Dunque, la mia storia con il Brasile inizia più o meno nel 1989. A quel tempo ero iscritto a Scienze politiche e dovevo sostenere un esame di un seconda lingua straniera, così stavo seguendo un corso di tedesco in Germania della durata di otto mesi. Durante i mesi di gennaio e febbraio conobbi tantissimi brasiliani dato che in quei mesi per loro sono quelli delle vacanze estive.
Andai in Brasile per un mese e rimasi affascinato da tutto: colori, odori nell’aria, la gente, gli spazi enormi che in Europa non ci sono. Vedevo la gente che andava a lavorare la mattina che cantava a bordo degli autobus, questa cosa forse la ricordavo solo dai racconti di mia madre.

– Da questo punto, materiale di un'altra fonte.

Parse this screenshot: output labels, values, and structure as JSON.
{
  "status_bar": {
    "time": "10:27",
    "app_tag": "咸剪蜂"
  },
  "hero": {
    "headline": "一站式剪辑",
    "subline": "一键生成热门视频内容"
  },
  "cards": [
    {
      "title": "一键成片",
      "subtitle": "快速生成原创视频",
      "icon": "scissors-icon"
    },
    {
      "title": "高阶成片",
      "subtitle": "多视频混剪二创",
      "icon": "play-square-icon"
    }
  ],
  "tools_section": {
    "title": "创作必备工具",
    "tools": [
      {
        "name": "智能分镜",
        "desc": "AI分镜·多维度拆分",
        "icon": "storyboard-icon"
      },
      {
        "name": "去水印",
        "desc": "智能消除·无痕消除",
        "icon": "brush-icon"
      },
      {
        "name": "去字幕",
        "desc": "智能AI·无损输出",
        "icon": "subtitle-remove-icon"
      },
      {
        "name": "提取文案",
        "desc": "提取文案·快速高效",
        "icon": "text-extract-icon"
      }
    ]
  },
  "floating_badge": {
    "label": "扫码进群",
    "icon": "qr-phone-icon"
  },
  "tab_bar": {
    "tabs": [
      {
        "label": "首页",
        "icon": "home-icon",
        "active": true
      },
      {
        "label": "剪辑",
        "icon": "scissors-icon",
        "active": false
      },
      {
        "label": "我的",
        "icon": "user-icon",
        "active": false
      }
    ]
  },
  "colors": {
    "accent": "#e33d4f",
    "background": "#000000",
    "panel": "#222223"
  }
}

Quindi avevi deciso di restarci?
Tornato in Germania per finire il corso avevo anche pensato di finire l’Università, ma dopo il viaggio in Brasile ci ho rinunciato all’istante.
E sei ripartito subito?
In Brasile ci tornai a maggio dell’89, dopo più o meno sei mesi dalla prima volta. Decisi di tornarci per rimanerci, non ricordo come ma trovai un lavoro a Rio de Janeiro presso un’agenzia viaggi corrispondente di un tour operator italiano. Ci passai quasi un anno, nel frattempo il Brasile, dopo essere appena uscito da un periodo di governo militare, iniziò un lento cammino verso la democrazia, ma era proprio lento il cammino (ricordo che un pacchetto di pasta costava circa 7 dollari!).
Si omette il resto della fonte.